—Il est vrai, mon cher maître, que je donne mes soins dans une famille fort cossue, et qui possède, en outre, une fille d'âge nubile.

—On ne vous a parlé d'aucun projet matrimonial?

—D'aucun.

—Faites qu'on vous en parle et tâchez qu'on ajourne. Le fiancé est mon client: c'est tout dire, et vous devinez son mal. Le jeune homme est dans un épouvantable état. Il m'a demandé s'il pouvait se marier, et je lui ai répondu qu'il ferait plus honnêtement d'assassiner quelqu'un sur la grand'route. Mais le gaillard ne m'a pas l'air bien convaincu; la dot le tente: il a dit: «J'attendrai.» Il n'attendra pas, je le sens. Il a, pour commettre le crime, une excuse d'un million. Je l'ai fait causer du mieux que j'ai pu, et il en a trop dit. Je n'ai pas cherché à connaître le nom de sa future, mais il a prononcé le vôtre. Je vous avertis.
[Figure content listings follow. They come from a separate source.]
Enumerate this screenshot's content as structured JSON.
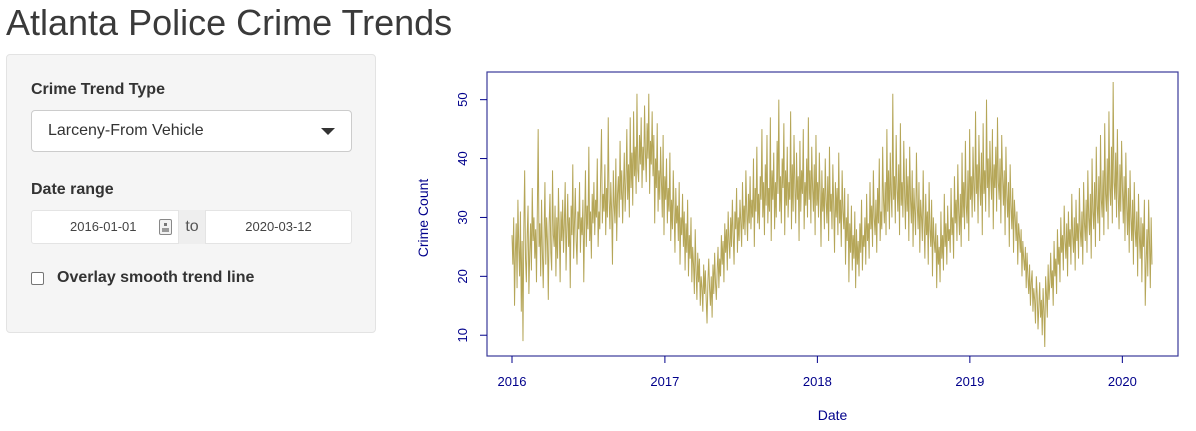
{
  "app": {
    "title": "Atlanta Police Crime Trends"
  },
  "sidebar": {
    "crime_type": {
      "label": "Crime Trend Type",
      "selected": "Larceny-From Vehicle"
    },
    "date_range": {
      "label": "Date range",
      "start": "2016-01-01",
      "separator": "to",
      "end": "2020-03-12"
    },
    "smooth": {
      "label": "Overlay smooth trend line",
      "checked": false
    }
  },
  "colors": {
    "line": "#b5a658",
    "axis": "#00008b",
    "frame": "#3a3a9a"
  },
  "icons": {
    "calendar": "calendar-icon",
    "dropdown": "chevron-down-icon"
  },
  "chart_data": {
    "type": "line",
    "title": "",
    "xlabel": "Date",
    "ylabel": "Crime Count",
    "xlim": [
      "2016-01-01",
      "2020-03-12"
    ],
    "ylim": [
      8,
      53
    ],
    "xticks": [
      "2016",
      "2017",
      "2018",
      "2019",
      "2020"
    ],
    "yticks": [
      10,
      20,
      30,
      40,
      50
    ],
    "grid": false,
    "series": [
      {
        "frequency": "daily",
        "values": [
          27,
          22,
          30,
          15,
          24,
          29,
          18,
          33,
          25,
          20,
          31,
          14,
          26,
          9,
          28,
          38,
          23,
          19,
          27,
          32,
          17,
          24,
          29,
          21,
          35,
          26,
          30,
          23,
          28,
          19,
          31,
          45,
          25,
          29,
          20,
          33,
          24,
          18,
          27,
          36,
          22,
          30,
          26,
          16,
          29,
          34,
          24,
          21,
          38,
          27,
          25,
          32,
          20,
          30,
          23,
          35,
          28,
          19,
          31,
          26,
          33,
          24,
          29,
          36,
          21,
          28,
          34,
          25,
          30,
          18,
          32,
          27,
          39,
          23,
          29,
          35,
          26,
          22,
          31,
          28,
          36,
          24,
          30,
          27,
          33,
          19,
          29,
          38,
          25,
          32,
          28,
          42,
          26,
          31,
          23,
          34,
          29,
          36,
          27,
          33,
          30,
          40,
          25,
          31,
          28,
          37,
          45,
          29,
          34,
          31,
          39,
          27,
          35,
          30,
          47,
          33,
          28,
          36,
          31,
          22,
          38,
          32,
          29,
          40,
          26,
          34,
          37,
          30,
          43,
          33,
          38,
          29,
          35,
          41,
          31,
          36,
          45,
          33,
          39,
          30,
          47,
          35,
          41,
          32,
          48,
          37,
          42,
          34,
          51,
          38,
          36,
          44,
          39,
          47,
          35,
          42,
          38,
          49,
          41,
          36,
          46,
          40,
          51,
          34,
          43,
          39,
          48,
          37,
          44,
          29,
          40,
          35,
          46,
          31,
          38,
          33,
          42,
          36,
          30,
          44,
          27,
          37,
          33,
          40,
          29,
          35,
          31,
          41,
          26,
          33,
          28,
          38,
          31,
          24,
          35,
          29,
          32,
          26,
          36,
          22,
          30,
          27,
          34,
          25,
          31,
          21,
          29,
          24,
          33,
          20,
          27,
          23,
          30,
          19,
          25,
          22,
          17,
          28,
          21,
          16,
          24,
          19,
          23,
          15,
          20,
          18,
          14,
          22,
          17,
          21,
          16,
          12,
          19,
          23,
          18,
          15,
          20,
          13,
          22,
          17,
          24,
          19,
          16,
          21,
          25,
          18,
          23,
          20,
          27,
          22,
          26,
          19,
          29,
          24,
          28,
          21,
          31,
          26,
          23,
          30,
          25,
          33,
          27,
          22,
          31,
          28,
          35,
          24,
          30,
          26,
          33,
          29,
          25,
          36,
          28,
          32,
          27,
          38,
          31,
          26,
          34,
          29,
          37,
          28,
          33,
          30,
          40,
          25,
          35,
          31,
          42,
          29,
          34,
          28,
          37,
          33,
          45,
          30,
          36,
          27,
          39,
          32,
          44,
          29,
          35,
          31,
          47,
          26,
          38,
          33,
          41,
          28,
          36,
          30,
          43,
          34,
          50,
          31,
          37,
          29,
          40,
          35,
          46,
          27,
          38,
          32,
          42,
          30,
          36,
          33,
          48,
          28,
          39,
          31,
          44,
          35,
          29,
          41,
          33,
          37,
          26,
          43,
          31,
          38,
          34,
          45,
          28,
          36,
          32,
          40,
          30,
          47,
          33,
          38,
          29,
          42,
          35,
          31,
          39,
          27,
          44,
          32,
          36,
          30,
          41,
          34,
          25,
          38,
          31,
          35,
          28,
          40,
          33,
          29,
          37,
          26,
          42,
          31,
          34,
          28,
          39,
          32,
          24,
          36,
          30,
          35,
          27,
          41,
          29,
          33,
          25,
          38,
          31,
          28,
          35,
          22,
          30,
          26,
          34,
          19,
          29,
          24,
          32,
          21,
          27,
          23,
          31,
          18,
          28,
          22,
          26,
          20,
          29,
          24,
          33,
          21,
          27,
          25,
          30,
          22,
          34,
          26,
          29,
          23,
          36,
          28,
          32,
          25,
          38,
          30,
          27,
          33,
          24,
          35,
          29,
          40,
          26,
          31,
          28,
          42,
          33,
          29,
          36,
          27,
          45,
          31,
          38,
          28,
          41,
          34,
          30,
          51,
          33,
          37,
          29,
          44,
          35,
          31,
          39,
          27,
          46,
          32,
          36,
          30,
          43,
          34,
          28,
          40,
          31,
          37,
          26,
          42,
          33,
          29,
          38,
          25,
          35,
          31,
          27,
          41,
          32,
          28,
          36,
          24,
          33,
          30,
          26,
          38,
          29,
          23,
          34,
          27,
          31,
          22,
          36,
          28,
          25,
          33,
          20,
          30,
          26,
          24,
          29,
          18,
          27,
          22,
          25,
          19,
          31,
          23,
          27,
          21,
          34,
          25,
          29,
          22,
          32,
          26,
          28,
          24,
          35,
          27,
          30,
          23,
          37,
          29,
          33,
          26,
          39,
          31,
          27,
          34,
          25,
          41,
          30,
          36,
          28,
          43,
          32,
          29,
          38,
          26,
          45,
          33,
          37,
          30,
          42,
          35,
          31,
          48,
          34,
          39,
          29,
          44,
          36,
          32,
          41,
          27,
          46,
          34,
          38,
          31,
          50,
          35,
          40,
          30,
          43,
          37,
          33,
          45,
          28,
          39,
          35,
          42,
          31,
          47,
          36,
          33,
          40,
          29,
          44,
          37,
          32,
          38,
          27,
          42,
          34,
          30,
          36,
          25,
          39,
          32,
          28,
          35,
          24,
          33,
          30,
          26,
          31,
          22,
          29,
          27,
          24,
          28,
          20,
          26,
          23,
          21,
          25,
          18,
          24,
          20,
          17,
          22,
          15,
          19,
          21,
          14,
          18,
          16,
          12,
          20,
          17,
          11,
          15,
          19,
          13,
          16,
          10,
          18,
          14,
          8,
          20,
          17,
          13,
          22,
          16,
          19,
          24,
          18,
          21,
          15,
          26,
          20,
          23,
          17,
          28,
          22,
          25,
          19,
          30,
          24,
          27,
          21,
          32,
          26,
          23,
          29,
          20,
          31,
          25,
          28,
          22,
          34,
          27,
          24,
          30,
          21,
          33,
          26,
          29,
          23,
          35,
          28,
          25,
          31,
          22,
          36,
          29,
          26,
          33,
          24,
          38,
          30,
          27,
          34,
          23,
          40,
          31,
          28,
          36,
          25,
          42,
          32,
          29,
          37,
          26,
          44,
          33,
          30,
          38,
          27,
          46,
          34,
          31,
          40,
          28,
          48,
          35,
          32,
          42,
          29,
          53,
          36,
          33,
          41,
          30,
          45,
          34,
          28,
          39,
          31,
          43,
          35,
          29,
          37,
          26,
          41,
          32,
          27,
          35,
          24,
          38,
          30,
          26,
          33,
          22,
          36,
          28,
          25,
          31,
          20,
          34,
          27,
          23,
          30,
          19,
          29,
          25,
          33,
          15,
          22,
          28,
          20,
          33,
          26,
          18,
          30,
          22
        ]
      }
    ]
  }
}
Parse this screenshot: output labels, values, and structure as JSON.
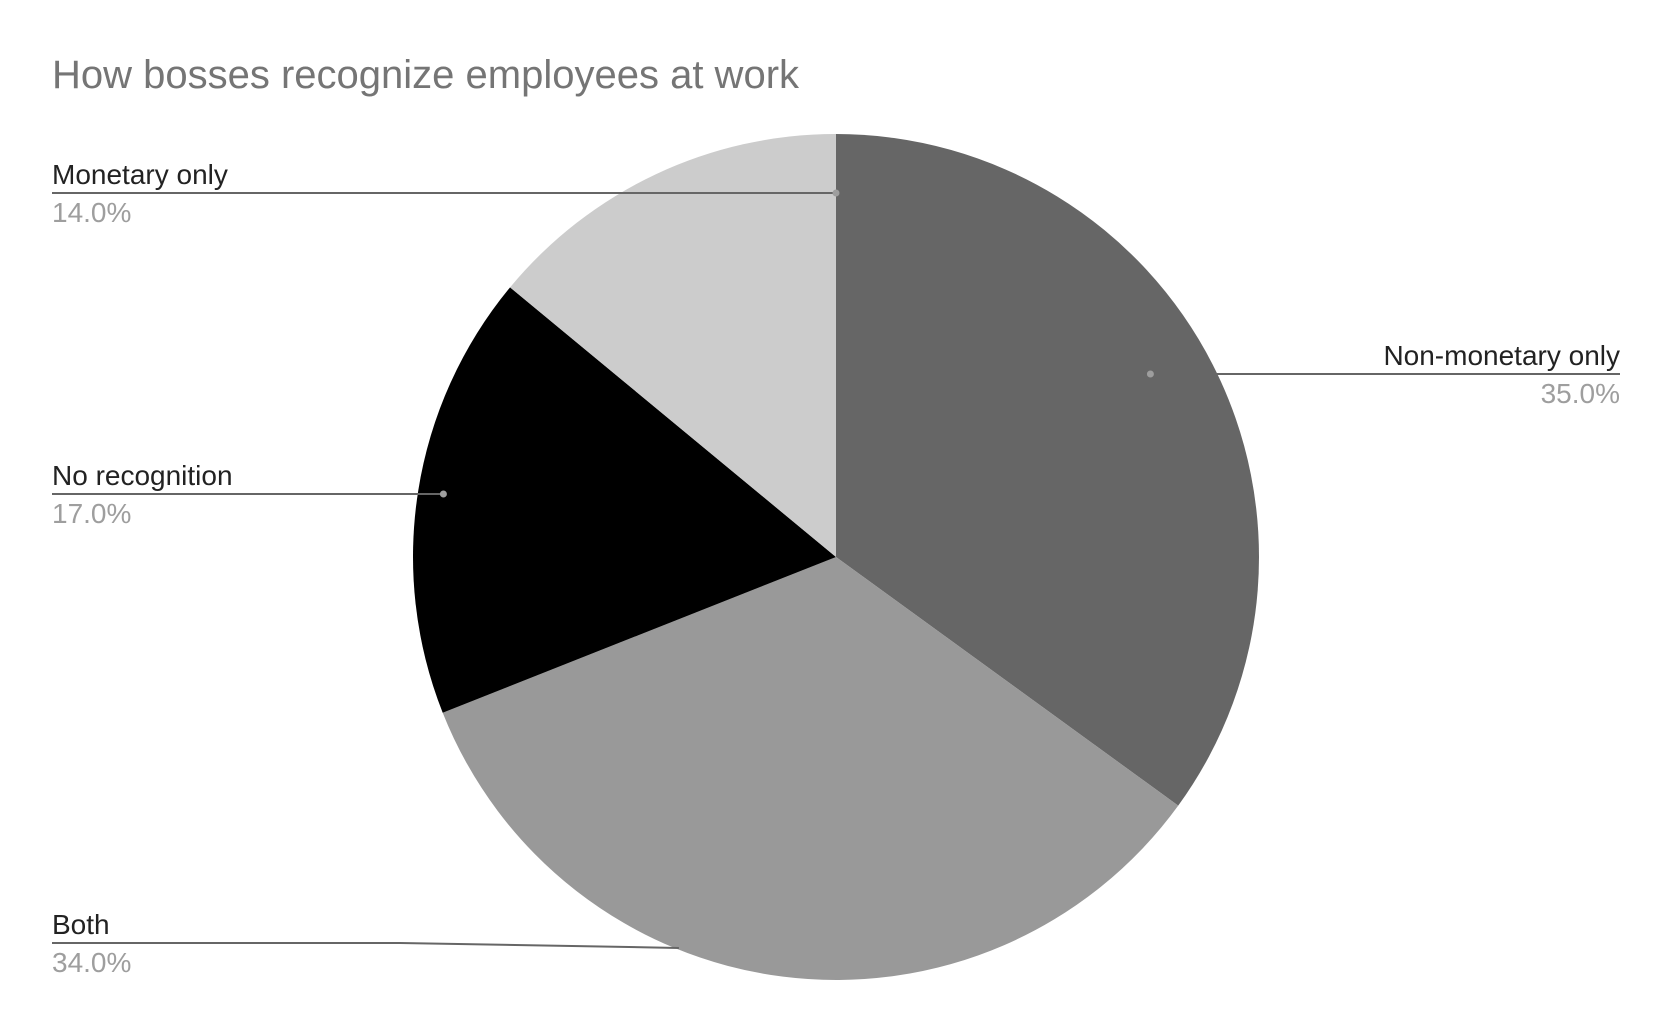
{
  "chart_data": {
    "type": "pie",
    "title": "How bosses recognize employees at work",
    "start_angle_deg": 0,
    "direction": "clockwise",
    "slices": [
      {
        "label": "Non-monetary only",
        "value": 35.0,
        "display": "35.0%",
        "color": "#666666"
      },
      {
        "label": "Both",
        "value": 34.0,
        "display": "34.0%",
        "color": "#999999"
      },
      {
        "label": "No recognition",
        "value": 17.0,
        "display": "17.0%",
        "color": "#000000"
      },
      {
        "label": "Monetary only",
        "value": 14.0,
        "display": "14.0%",
        "color": "#cccccc"
      }
    ]
  }
}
—Vous m'effrayez, mon cher maître. La jeune fille à laquelle je pense est un prodige de santé…

—Sauvez-la donc.

—Que puis-je faire?

—Ce que vous pouvez? Rien. Ce que vous devez? Tout. Je mets une vie entre vos mains, plusieurs vies, car, s'il naît des enfants, pauvres petits, je les plains!

—Je vais…

—Prenez garde aux imprudences! Si la loi morale, en de tels cas, nous oblige à parler, la loi sociale nous interdit de le faire. Soyez habile: obtenez des renseignements qui ne soient pas des confidences; le jeune homme ne vous a pas livré le secret de sa maladie, et vous êtes libre devant lui. Allez. Bonne chance. Au revoir.